Experimental Study on Hybrid Fastening System With Varying Bolt Diameter and Dissimilar Substrates

Event Date/Time: 
December 1, 2017 - 10:00am
Event Location: 
1538 Engineering
Speaker: 
Andrew Valentine
Master's Thesis Defense

Abstract

Hybrid fastening system that uses an adhesive insert as a structural element has been shown to eliminate bolt-adherend-slip, reduce delamination, and produce peak loads that are 200% to 500% greater than slip-loads in conventional mechanically fastened joints, while still allowing versatility in joint design. These improvements were experimentally obtained for similar substrates with a constant diameter bolt/hole. The efficiency of hybrid fastening systems with varying bolt diameter and dissimilar substrates have not been studied or fully characterized.
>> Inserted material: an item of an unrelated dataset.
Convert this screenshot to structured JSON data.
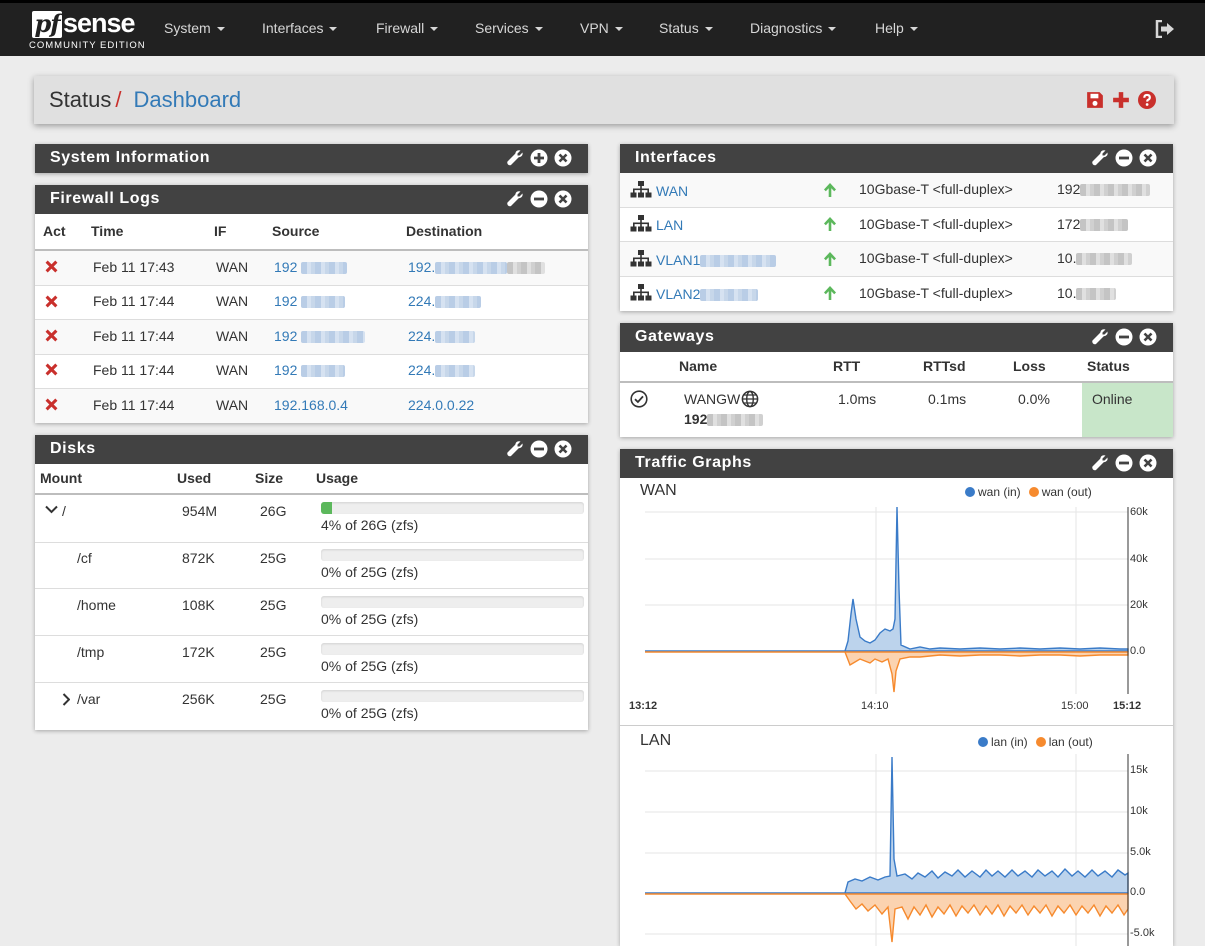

In this work, Aluminum (6061) and glass fiber/SC15 epoxy (GFRP) substrates were joined together with bolts/holes of varying diameters, namely ¼" (6.25 mm.), ½" (12.50 mm.) and ¾" (18.75 mm.). The preload was maintained at 75% of the bolt yield strength for all joints. SC-15 adhesive was used as the structural insert along with biaxial carbon sleeve insert, and cured at room temperature for 24h. The resulting joints were tested in a tensile-shear configuration at a rate of 5 mm./min. The effect of adhesive, sleeve, and bolt diameter on the efficiency of the hybrid fastening system were compared with conventional fastened (no insert) joints. Experimental observations revealed that the failure mechanisms changed with bolt diameter. At small diameters, bolt properties governed the failure whereas at larger diameters it was controlled by the substrates. Hybrid joints were found to have 8 to 17 times higher load carrying capacities relative to slip-loads for conventional joints. While this work creates the benchmark for hybrid fastening in multi-material applications, further statistically significant experimental testing and studies on proper adhesive fill are needed to fully exploit the benefits offered by this hybrid fastening system.